The link between binary and hexadecimal is intimate. Here's the list of binary numbers for the 16 unique hexadecimal (or "hex" for short) symbols and their base 10 equivalents:

Binary |
Hexadecimal |
Base 10 |

0000 |
0 |
0 |

0001 |
1 |
1 |

0010 |
2 |
2 |

0011 |
3 |
3 |

0100 |
4 |
4 |

0101 |
5 |
5 |

0110 |
6 |
6 |

0111 |
7 |
7 |

1000 |
8 |
8 |

1001 |
9 |
9 |

1010 |
A |
10 |

1011 |
B |
11 |

1100 |
C |
12 |

1101 |
D |
13 |

1110 |
E |
14 |

1111 |
F |
15 |

Notice how 4 bits can be summarized with a single Hex character.

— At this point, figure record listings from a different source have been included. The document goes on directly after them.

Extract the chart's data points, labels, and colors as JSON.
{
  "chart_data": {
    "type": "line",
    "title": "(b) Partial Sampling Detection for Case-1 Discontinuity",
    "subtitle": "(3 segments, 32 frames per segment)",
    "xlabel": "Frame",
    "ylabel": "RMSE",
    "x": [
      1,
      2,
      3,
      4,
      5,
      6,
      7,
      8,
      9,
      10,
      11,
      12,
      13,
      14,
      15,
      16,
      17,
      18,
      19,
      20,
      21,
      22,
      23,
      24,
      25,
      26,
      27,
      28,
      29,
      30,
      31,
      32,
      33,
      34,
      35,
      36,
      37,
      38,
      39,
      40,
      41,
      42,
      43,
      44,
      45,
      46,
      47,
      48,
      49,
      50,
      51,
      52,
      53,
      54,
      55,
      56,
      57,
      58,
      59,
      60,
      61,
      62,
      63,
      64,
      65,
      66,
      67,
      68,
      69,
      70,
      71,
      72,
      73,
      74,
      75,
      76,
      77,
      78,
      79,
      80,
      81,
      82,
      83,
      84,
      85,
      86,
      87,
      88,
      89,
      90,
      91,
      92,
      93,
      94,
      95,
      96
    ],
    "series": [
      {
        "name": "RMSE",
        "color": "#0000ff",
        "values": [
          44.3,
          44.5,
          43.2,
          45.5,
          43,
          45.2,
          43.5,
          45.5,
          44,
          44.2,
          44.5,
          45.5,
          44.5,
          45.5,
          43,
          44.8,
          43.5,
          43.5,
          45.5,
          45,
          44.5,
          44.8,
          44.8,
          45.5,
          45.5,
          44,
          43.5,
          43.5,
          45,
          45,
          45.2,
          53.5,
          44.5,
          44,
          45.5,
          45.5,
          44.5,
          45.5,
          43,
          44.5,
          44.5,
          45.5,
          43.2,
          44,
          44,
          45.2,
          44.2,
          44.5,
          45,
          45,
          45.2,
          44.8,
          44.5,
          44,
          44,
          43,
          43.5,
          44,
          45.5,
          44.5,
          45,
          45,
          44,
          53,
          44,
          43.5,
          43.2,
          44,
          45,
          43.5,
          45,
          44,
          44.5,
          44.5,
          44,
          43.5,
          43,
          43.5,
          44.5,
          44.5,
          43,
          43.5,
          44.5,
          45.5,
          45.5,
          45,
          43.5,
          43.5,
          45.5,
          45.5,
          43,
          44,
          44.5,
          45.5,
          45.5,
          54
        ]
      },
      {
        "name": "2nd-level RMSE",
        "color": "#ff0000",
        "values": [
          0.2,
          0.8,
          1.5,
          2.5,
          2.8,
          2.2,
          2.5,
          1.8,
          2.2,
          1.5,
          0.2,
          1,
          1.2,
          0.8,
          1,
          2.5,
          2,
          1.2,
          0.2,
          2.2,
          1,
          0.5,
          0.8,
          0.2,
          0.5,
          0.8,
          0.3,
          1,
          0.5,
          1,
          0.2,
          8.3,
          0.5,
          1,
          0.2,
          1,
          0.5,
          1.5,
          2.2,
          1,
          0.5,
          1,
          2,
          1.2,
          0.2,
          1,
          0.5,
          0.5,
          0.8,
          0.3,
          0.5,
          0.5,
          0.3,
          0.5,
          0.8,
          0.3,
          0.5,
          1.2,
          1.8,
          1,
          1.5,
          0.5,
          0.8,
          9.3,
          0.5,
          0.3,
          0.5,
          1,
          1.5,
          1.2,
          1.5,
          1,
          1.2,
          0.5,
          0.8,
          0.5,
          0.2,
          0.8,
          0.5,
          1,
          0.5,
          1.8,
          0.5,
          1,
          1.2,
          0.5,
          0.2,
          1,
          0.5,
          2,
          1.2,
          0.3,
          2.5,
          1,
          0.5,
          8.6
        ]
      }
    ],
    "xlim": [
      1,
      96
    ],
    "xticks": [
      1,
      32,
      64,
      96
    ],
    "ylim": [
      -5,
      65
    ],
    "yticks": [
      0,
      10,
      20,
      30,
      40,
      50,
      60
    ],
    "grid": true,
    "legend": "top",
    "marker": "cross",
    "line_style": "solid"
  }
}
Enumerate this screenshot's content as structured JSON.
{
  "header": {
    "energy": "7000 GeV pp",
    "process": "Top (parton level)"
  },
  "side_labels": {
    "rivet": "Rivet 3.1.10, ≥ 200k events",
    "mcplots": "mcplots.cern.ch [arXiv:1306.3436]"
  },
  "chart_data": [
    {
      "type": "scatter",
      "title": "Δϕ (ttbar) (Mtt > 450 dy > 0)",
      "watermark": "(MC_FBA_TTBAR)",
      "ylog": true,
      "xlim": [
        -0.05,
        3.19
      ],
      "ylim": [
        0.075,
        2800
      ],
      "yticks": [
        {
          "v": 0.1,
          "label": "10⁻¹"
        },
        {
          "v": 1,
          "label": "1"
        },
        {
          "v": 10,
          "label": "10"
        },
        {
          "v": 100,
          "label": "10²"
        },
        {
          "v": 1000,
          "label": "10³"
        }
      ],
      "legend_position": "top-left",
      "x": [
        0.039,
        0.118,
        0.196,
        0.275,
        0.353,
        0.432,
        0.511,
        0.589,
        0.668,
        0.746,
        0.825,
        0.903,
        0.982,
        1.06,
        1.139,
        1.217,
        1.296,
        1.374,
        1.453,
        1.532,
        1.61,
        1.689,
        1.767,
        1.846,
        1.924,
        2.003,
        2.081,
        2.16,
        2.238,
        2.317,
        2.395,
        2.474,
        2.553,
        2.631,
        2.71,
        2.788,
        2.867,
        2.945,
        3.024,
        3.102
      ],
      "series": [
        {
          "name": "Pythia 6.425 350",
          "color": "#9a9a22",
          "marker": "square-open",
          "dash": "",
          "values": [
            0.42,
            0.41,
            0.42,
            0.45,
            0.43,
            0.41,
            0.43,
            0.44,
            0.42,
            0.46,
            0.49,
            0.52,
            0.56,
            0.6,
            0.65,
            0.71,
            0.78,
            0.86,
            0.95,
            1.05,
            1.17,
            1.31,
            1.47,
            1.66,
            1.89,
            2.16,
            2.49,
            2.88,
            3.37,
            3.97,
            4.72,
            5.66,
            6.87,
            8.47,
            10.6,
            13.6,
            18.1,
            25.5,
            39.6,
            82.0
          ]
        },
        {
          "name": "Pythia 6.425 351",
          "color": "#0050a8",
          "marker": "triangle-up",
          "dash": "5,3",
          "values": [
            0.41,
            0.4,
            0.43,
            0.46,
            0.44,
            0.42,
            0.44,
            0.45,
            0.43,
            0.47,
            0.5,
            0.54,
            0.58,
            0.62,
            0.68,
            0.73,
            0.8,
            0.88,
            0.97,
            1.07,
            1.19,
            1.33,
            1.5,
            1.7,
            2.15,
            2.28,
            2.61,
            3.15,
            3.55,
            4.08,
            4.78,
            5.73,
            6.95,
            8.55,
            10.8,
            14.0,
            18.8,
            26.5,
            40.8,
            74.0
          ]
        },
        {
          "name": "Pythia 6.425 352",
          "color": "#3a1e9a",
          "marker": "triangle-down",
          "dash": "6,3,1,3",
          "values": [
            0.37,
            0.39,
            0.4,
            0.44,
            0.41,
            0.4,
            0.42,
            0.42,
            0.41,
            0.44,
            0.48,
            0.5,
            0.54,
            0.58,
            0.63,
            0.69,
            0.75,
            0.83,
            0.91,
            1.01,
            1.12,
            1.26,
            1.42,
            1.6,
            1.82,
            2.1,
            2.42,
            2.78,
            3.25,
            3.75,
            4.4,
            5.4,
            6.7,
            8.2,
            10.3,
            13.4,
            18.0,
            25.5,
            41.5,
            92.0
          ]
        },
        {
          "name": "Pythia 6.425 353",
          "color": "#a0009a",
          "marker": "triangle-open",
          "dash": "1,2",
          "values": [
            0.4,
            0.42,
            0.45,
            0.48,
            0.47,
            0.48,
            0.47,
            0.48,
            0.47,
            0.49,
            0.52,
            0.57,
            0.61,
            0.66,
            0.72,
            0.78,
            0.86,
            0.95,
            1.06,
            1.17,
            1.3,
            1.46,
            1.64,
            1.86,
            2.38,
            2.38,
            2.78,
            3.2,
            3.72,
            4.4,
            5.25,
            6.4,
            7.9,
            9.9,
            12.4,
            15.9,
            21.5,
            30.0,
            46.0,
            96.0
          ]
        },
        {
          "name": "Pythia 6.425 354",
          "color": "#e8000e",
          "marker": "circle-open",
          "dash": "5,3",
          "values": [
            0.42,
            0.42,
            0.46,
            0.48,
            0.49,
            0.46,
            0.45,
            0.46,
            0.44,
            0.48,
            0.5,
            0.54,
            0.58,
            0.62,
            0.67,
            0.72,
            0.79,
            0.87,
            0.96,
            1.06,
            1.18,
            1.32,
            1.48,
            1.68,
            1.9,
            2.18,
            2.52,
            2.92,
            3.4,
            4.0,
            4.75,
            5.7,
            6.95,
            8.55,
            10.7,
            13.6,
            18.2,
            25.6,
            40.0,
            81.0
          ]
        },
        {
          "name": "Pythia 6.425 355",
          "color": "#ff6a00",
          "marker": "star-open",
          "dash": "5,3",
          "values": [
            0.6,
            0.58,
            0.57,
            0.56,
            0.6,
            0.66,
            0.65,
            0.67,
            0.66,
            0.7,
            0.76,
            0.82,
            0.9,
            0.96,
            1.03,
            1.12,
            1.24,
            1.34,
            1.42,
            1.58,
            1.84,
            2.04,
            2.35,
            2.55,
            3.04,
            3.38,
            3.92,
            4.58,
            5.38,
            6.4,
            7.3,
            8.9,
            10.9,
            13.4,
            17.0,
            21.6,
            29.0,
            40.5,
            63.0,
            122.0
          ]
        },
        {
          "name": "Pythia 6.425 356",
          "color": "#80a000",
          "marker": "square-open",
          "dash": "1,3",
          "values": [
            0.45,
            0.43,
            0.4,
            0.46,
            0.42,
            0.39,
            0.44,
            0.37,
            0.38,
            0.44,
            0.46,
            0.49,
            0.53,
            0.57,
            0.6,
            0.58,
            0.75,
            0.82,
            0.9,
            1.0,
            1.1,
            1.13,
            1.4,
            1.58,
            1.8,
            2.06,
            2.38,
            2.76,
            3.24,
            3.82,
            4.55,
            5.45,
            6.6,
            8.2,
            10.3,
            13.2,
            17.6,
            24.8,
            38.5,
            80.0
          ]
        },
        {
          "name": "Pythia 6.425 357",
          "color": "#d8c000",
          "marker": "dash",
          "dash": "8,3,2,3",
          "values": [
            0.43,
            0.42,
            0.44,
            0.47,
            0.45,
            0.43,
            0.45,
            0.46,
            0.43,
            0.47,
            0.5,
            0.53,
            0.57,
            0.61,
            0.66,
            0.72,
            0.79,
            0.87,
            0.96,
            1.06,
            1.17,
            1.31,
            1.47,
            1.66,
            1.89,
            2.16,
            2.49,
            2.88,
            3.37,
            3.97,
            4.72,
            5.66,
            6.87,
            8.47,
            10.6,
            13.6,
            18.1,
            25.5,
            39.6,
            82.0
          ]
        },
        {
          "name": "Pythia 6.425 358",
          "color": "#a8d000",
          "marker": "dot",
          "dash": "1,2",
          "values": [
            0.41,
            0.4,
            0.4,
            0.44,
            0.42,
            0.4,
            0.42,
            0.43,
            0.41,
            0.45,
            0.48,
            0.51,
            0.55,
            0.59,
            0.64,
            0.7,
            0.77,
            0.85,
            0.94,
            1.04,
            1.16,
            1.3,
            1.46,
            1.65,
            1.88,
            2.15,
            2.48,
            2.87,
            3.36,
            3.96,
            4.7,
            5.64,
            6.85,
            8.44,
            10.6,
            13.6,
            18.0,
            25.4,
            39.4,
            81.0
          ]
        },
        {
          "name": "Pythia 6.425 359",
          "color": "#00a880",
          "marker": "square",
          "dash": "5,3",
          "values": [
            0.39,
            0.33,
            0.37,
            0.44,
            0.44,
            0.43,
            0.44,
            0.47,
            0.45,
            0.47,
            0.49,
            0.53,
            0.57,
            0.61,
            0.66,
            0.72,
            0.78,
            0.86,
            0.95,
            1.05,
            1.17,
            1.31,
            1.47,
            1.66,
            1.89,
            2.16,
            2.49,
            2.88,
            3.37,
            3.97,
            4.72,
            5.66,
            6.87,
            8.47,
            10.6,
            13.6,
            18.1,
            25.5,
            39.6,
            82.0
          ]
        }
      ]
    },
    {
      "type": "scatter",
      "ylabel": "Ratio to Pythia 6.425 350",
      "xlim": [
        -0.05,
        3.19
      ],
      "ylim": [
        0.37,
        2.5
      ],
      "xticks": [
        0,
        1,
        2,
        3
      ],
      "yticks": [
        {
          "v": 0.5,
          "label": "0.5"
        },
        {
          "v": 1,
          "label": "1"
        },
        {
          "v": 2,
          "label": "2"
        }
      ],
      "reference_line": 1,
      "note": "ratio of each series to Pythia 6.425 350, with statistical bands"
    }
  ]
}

For just 4 bits, this looks like more work than it's worth. However, when we start looking at long strings of numbers, the compactness of Hexadecimal, it's aligned correspondence of 4 bits to 1 symbol, and the related freedom from having to do multiplication and addition to convert back and forth between bases (compare converting from binary to decimal and back) Hex is the most convenient number system with which to work. As we will see, typical conversions between digital and analog representations of quantities use between 8 and 24 bits. At 8 bits, maybe just writing down the bits is adequate. However, 24 bits is a difficult for people to deal with. 24 bits can be expressed as 24/4 = 6 Hex characters. That's much more reasonable.